Some maternal factors do affect the size of a baby at birth, including hypertension and diabetes, which are more common in older pregnant women. Hypertension during pregnancy can cause intrauterine-growth restriction (IUGR), which results in smaller babies. Diabetes can cause blood-sugar problems. Blood-sugar levels are higher in those with gestational diabetes or mild diabetes that is not under control. Diabetes exposes the baby to higher sugar levels, resulting in a larger baby.

In cases of insulin-dependent diabetes, the result may be a smaller baby. Women with insulin-dependent diabetes may have circulation problems, which can result in IUGR and decreased blood flow to the baby.

3. The Fetal Environment

Your baby is growing and developing inside a complex system within your body. There are three major parts to this system, and each relies on the other to work together as a complete unit. Your baby’s first home consists of the placenta, the umbilical cord and the amniotic sac. Together they provide nourishment, warmth and protection while your baby matures and prepares to live on its own outside your uterus.

4. The Placenta

The placenta is a soft, round or oval organ that grows with your baby. At 10 weeks, it weighs about ½ ounce (12g); by the time your baby is born, it weighs about 1½ pounds (680g).

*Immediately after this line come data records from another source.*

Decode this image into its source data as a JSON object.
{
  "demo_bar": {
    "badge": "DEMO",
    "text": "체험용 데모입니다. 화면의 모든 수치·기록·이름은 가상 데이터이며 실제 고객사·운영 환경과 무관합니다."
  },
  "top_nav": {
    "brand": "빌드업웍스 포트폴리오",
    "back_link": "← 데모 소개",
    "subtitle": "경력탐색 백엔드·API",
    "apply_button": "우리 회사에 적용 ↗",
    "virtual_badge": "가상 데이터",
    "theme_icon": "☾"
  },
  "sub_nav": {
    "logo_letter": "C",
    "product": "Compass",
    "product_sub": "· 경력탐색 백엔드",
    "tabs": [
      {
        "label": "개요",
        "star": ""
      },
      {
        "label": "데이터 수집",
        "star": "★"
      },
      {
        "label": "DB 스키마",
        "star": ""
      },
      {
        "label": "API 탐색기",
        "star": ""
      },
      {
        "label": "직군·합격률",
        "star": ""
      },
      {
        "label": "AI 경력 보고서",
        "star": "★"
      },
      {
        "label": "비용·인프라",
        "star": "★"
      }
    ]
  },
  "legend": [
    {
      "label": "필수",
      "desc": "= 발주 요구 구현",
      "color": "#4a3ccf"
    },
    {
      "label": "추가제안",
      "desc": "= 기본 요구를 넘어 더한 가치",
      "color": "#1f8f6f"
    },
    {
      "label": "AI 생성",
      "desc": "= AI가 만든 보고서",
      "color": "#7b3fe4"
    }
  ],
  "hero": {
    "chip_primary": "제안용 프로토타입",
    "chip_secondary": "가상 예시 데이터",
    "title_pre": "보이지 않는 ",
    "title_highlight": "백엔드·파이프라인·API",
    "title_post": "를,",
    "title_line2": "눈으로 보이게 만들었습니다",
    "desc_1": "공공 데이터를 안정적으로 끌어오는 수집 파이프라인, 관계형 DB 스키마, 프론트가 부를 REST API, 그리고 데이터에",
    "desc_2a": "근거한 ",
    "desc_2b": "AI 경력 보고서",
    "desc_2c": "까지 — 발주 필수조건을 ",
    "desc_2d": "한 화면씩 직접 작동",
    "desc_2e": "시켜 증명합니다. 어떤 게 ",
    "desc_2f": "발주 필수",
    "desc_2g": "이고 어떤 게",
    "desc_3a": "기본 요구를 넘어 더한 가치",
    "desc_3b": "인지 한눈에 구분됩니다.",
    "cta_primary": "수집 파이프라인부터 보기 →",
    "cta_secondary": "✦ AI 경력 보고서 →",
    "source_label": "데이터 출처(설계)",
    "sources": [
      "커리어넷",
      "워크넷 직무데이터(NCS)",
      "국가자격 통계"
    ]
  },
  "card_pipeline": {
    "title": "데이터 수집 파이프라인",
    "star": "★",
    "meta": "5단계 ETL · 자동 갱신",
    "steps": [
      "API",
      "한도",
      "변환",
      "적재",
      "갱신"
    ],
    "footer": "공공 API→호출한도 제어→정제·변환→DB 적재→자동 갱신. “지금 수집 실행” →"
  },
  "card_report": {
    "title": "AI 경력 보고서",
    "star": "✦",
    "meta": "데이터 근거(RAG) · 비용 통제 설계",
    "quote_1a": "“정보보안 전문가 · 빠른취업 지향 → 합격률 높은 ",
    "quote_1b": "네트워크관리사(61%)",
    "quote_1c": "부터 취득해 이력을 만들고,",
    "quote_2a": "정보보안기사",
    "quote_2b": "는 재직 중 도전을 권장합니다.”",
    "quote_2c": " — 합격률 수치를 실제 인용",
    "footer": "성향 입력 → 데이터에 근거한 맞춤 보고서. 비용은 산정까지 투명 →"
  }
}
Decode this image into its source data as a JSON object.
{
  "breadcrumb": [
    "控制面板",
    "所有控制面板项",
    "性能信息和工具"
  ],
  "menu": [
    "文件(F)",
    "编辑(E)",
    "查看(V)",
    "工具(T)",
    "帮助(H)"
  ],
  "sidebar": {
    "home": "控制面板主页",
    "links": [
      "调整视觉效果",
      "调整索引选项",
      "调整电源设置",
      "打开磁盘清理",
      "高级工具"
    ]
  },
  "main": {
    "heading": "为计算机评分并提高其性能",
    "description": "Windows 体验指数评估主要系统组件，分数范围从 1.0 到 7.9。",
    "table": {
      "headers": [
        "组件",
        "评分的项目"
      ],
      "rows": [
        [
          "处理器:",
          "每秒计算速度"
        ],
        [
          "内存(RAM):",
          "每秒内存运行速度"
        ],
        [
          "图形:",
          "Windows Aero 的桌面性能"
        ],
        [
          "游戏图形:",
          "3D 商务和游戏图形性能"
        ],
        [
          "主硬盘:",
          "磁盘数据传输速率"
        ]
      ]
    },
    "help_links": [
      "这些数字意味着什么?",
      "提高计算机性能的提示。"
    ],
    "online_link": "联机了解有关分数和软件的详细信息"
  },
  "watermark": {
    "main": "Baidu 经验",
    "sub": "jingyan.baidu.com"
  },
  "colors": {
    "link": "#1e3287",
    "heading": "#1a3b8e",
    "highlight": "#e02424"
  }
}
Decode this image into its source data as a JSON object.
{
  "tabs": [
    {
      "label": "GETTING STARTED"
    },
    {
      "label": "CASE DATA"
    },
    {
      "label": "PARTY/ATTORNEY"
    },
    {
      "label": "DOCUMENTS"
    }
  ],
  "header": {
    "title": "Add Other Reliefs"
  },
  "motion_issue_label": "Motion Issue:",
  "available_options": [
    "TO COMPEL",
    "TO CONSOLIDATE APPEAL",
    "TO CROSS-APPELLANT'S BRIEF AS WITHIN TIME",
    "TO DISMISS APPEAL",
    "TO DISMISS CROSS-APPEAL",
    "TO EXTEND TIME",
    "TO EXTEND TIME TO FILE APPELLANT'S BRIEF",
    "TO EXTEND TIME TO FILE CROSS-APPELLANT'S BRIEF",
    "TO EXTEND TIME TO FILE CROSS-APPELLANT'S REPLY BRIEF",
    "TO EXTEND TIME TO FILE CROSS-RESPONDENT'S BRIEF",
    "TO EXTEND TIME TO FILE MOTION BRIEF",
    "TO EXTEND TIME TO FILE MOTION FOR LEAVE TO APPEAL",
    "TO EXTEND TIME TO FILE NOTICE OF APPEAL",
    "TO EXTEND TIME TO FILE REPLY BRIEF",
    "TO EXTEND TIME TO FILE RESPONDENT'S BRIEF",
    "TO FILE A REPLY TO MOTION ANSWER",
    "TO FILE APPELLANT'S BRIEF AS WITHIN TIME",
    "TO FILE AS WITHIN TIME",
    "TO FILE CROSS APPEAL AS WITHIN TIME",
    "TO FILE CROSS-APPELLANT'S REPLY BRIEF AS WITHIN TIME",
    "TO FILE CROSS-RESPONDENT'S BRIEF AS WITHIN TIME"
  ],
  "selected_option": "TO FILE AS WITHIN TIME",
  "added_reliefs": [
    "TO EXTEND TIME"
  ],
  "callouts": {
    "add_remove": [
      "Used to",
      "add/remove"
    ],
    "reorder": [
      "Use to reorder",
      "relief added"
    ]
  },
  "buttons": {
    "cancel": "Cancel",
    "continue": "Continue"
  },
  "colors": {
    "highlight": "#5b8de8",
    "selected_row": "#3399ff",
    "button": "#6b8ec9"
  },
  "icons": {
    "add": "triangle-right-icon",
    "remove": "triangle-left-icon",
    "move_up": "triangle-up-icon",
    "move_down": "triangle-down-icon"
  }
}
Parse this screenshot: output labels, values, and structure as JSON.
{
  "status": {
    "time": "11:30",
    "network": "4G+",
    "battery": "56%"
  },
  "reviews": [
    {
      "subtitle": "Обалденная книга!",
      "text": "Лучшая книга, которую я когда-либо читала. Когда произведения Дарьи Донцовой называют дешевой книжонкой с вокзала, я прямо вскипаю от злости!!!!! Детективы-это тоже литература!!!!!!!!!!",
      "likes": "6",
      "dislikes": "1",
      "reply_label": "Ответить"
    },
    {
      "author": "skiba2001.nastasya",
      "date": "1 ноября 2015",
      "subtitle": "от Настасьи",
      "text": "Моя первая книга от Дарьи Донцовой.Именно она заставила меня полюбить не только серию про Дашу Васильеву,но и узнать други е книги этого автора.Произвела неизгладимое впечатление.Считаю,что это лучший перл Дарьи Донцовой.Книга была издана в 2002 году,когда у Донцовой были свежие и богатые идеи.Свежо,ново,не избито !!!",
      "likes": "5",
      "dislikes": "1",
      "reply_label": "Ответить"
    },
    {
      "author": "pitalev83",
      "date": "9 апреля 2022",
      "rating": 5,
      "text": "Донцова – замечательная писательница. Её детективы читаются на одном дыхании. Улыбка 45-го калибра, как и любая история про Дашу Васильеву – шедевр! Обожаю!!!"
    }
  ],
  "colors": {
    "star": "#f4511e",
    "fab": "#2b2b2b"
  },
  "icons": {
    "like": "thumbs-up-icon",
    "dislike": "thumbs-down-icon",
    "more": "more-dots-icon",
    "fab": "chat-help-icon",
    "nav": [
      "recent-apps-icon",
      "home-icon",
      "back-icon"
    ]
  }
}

When the early pregnancy implants in your uterus, the placenta grows and sends blood vessels into the uterine wall. These blood vessels carry nourishment and oxygen from your blood to baby for your baby’s use. Baby’s waste products pass back into your bloodstream through these vessels for disposal by your body.

We once believed the placenta acted as a barrier to all outside substances, but we now know this is not the case. In some instances, the placenta cannot keep your baby from being exposed to substances you are exposed to or you ingest. We know alcohol, most medications, other substances (such as nicotine) and many vitamins, minerals and herbs cross the placenta to your baby. This is one reason women should avoid some substances during pregnancy.

The placenta is important to your pregnancy and remains so until the birth of your baby. At that time, when your uterus begins to shrink after your baby is born, the placenta detaches from it and is delivered on its own.